The sun dips below the horizon line behind anglers fishing the delta of Flathead River on Flathead Lake. - Dave Reese photo
BY DAVE REESE
The four anglers stood hovered over the edge of their boat, eyeing the dark green water of Flathead Lake.
Like some strange ballet, the anglers’ rods moved almost in unison – up and down, up and down. Then almost on cue, one rod stiffened, and bending, it formed an arc. “Fish on,” said the angler, while another man, silent but knowing his part in the play, grabbed a fishing net. Moments later, a large Lake Superior whitefish was flopping and twisting in the net before it found its final resting place in a Coleman cooler. The fishermen would eat well on this night.
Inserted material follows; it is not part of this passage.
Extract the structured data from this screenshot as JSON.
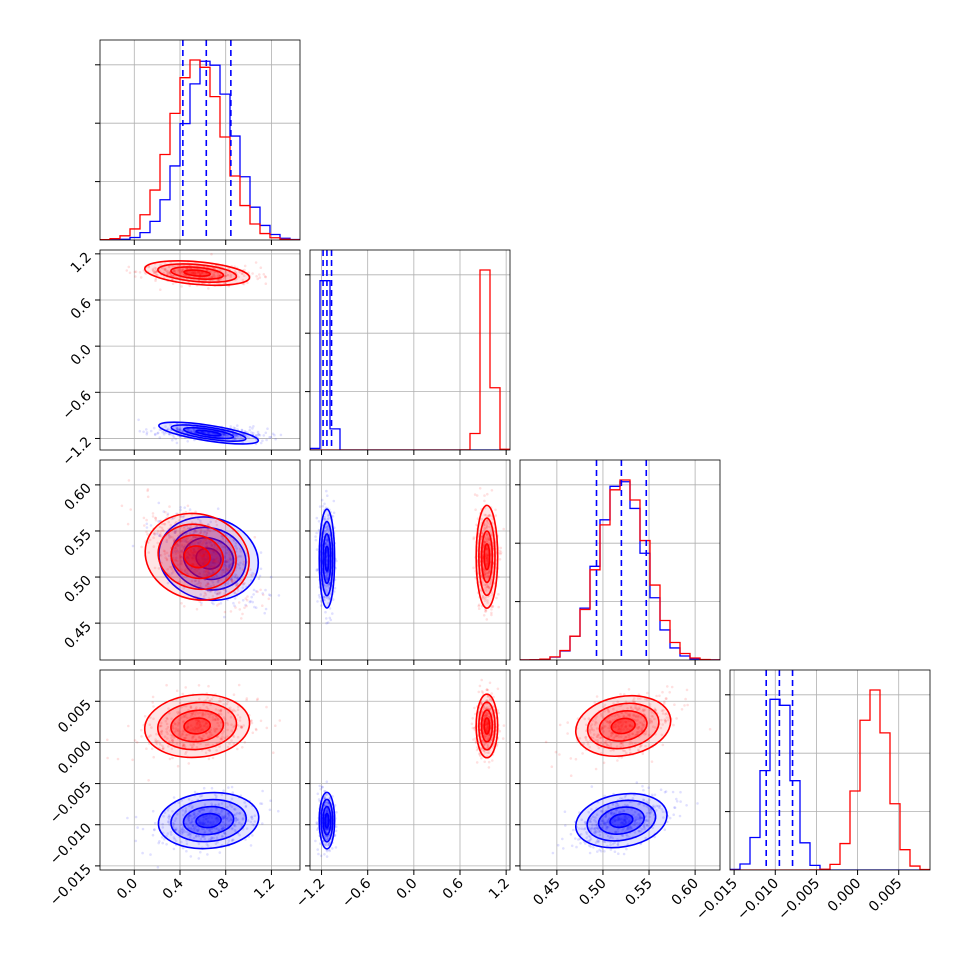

They came for fish and they found them. The Lake Superior whitefish, a non-native fish planted in Flathead Lake in the early 1900s, represents the largest “biomass” in the lake. That means the Lake Superior whitefish occupy the single, largest mass of fish in Flathead Lake, outpacing even the mackinaw, another non-native fish with a rapidly growing population.
Around late July and early August, anglers who know Flathead Lake know that the Lake Superior fishing is getting good. The fish begin to concentrate as they prepare to spawn in the Flathead River this fall. What’s been a good fishery in Flathead Lake just seems to get better.
“Every year is just as good as the last, and the fish are more widespread,” says Pablo tackle manufacturer Dick Zimmer, a man who knows fish and knows how to catch them. “There are just more fish to catch.”
Unlike their native cousin, the mountain whitefish, Lake Superior whitefish grow large, up to 10 pounds, and provide a sporting fight. They’re also quite a delicacy to eat. In late July and August, the Lake Superior whitefish are keying on the perch fry. Successful anglers try to imitate these small perch, using yellow chartreuse or dark green lures.
To get the attention of the lake whitefish, you want to imitate an escaping or injured perch: Get your lure right on the bottom, jiggle it, then let it settle. Lures of choice are Zimmer’s Rattle Disaster, or the old standbys: Krocodiles, Kastmasters, and Rattlesnakies. Zimmer also produces a whitefish fly that you can tie on about 16 inches above the weighted lure. (His products and others are available at local sporting goods stores.)
Adding a fly just above the lure gives the fish added incentive to strike while the weighted lure is settling down. You want to be on the bottom, or just a few inches off of it. Fishing in 50 to 60 feet of water is best, Zimmer said, though you can be a bit shallower if you’re near the river delta.
After August, the fishing slows down, giving anglers a chance to regroup. They’ll hit the whities again in the Flathead River, where they can be caught in deep pools beginning in late October. Commercial anglers catch and sell the fish to Ron Mohn’s local whitefish processing plant. He processes the fish roe into tasty caviar, and sells the fillets to high-end restaurants.
For now, though, the tasty, hard-fighting Lake Superior whitefish can be caught all around Flathead Lake, from Woods Bay, Blue Bay and Yellow Bay on the east side, to the Narrows, Walstad, Big Arm, Elmo and Painted Rocks on the west side. Some of the largest fish are being caught near the Narrows, where an angler hauled in a 10-pounder recently, according to Zimmer. One group of anglers on the west shore, Zimmer said, were “catching fish as fast as they could get their lines in the water.”
The new Lake Superior whitefish record was caught last year near Bird Island. The 27-inch, 10.46-pound Lake Superior was caught Aug. 26, 2006, by Swan T. McDonald.
So when you see those boats lined up in the bays around Flathead Lake, you know the fishermen are not there just to watch the sunsets through the orange glow of smoke-reddened skies. The boats are there for a reason: Lake Superior whitefish, the bounty of Flathead Lake.